In expanding the program there are two limiting factors, areas that simply cannot be rushed, Baker said.  The first is technology — advances occur at their own pace, he said — and the second is diplomacy.

Not every nation puts the same priority on or has the same enthusiasm for scanning cargo containers as the United States, and Washington is put in the position of trying to convinced foreign governments that participating in such a program is in their interest.  “Sometimes it takes longer to make that case than we would like,” he said.

Since the pilot sites have been in operation, Baker said one of the most useful developments the department has seen is the flow of “integrated data.”  An analyst at the U.S. National Targeting Center in Virginia can pull up on one computer screen information about what is on a container’s manifest as well as data from radiation and density scanning.

So far, traffic through the pilot ports is moving “fairly well,” he said, but noted that more evaluation is still needed.  Heat reaching 110 degrees has posed a problem at Port Qasim in Pakistan, as have “cloudbursts” at Port Cortes in Honduras, Baker said.

The reactions by shippers have varied.  Baker said officials in Pakistan have seen firms looking to ship their cargo from the pilot port with the expectation that the containers will then face fewer delays when they land stateside.
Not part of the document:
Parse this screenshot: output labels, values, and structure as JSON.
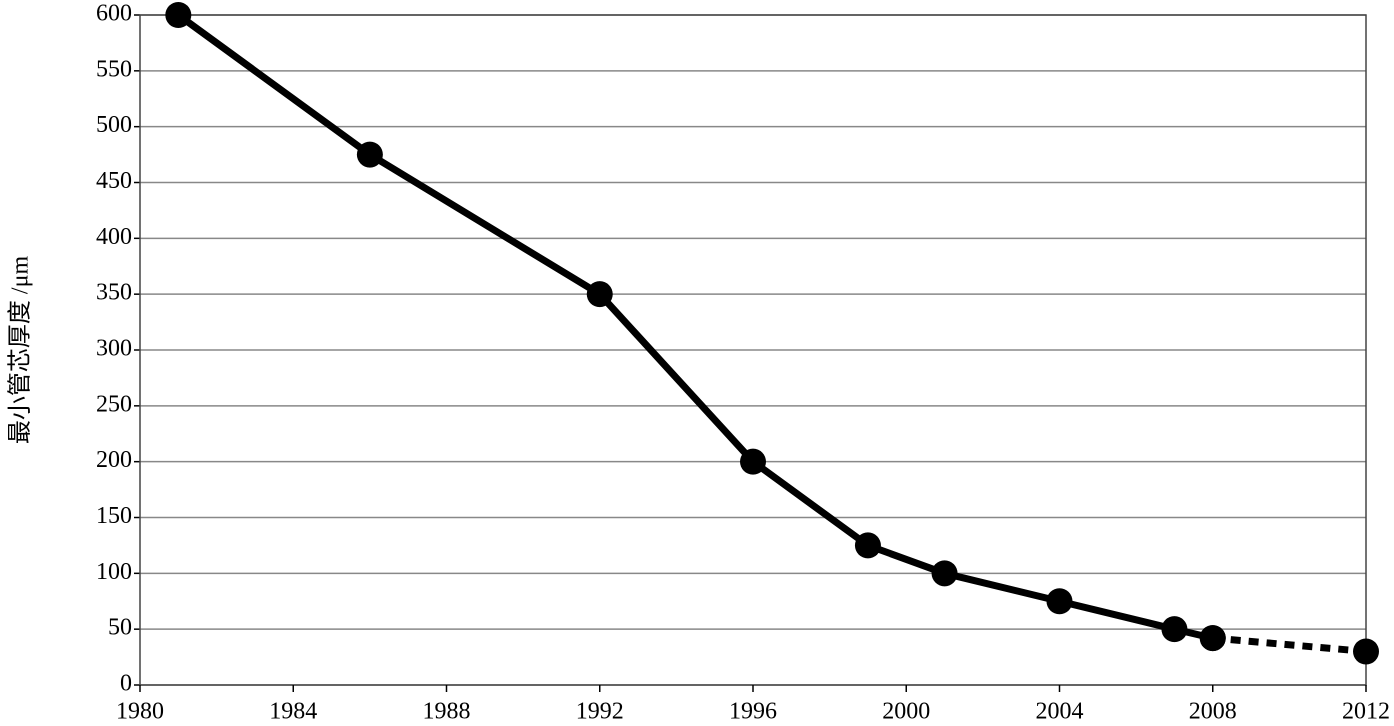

In Honduras, however, the Homeland Security Department has seen shipping companies actively trying to avoid Port Cortes to dodge the additional fee associated with shipping from a port covered by the pilot scanning program.

Even if the program is eventually integrated smoothly into the three pilot locations, expanding it to other locations would be by no means cut and dry.  “I think we’re going to encounter a lot of complexity as we mover to larger ports,” Baker said.

Each port is unique and each presents an individual set of challenges.  At the port in Hong Kong, cement used in paving releases natural background radiation that is not insignificant and could pose problems for radiation scanning, he said. 

In testimony before the committee yesterday, Government Accountability Office expert Stephen Caldwell identified a number of challenges to implementing the full scanning requirement.

Customs and Border Protection officials might have difficulty balancing the total scanning mandate with the current risk-based approach to container security, Caldwell warned.

In addition, the logistical feasibility of implementing scanning at all foreign ports — each with a different layout — remains unknown.  It is also unclear who would pay for the program, if the technology is mature enough to provide for 100 percent foreign scanning, and who would manage and maintain the reams of data that would likely be collected, according to Caldwell.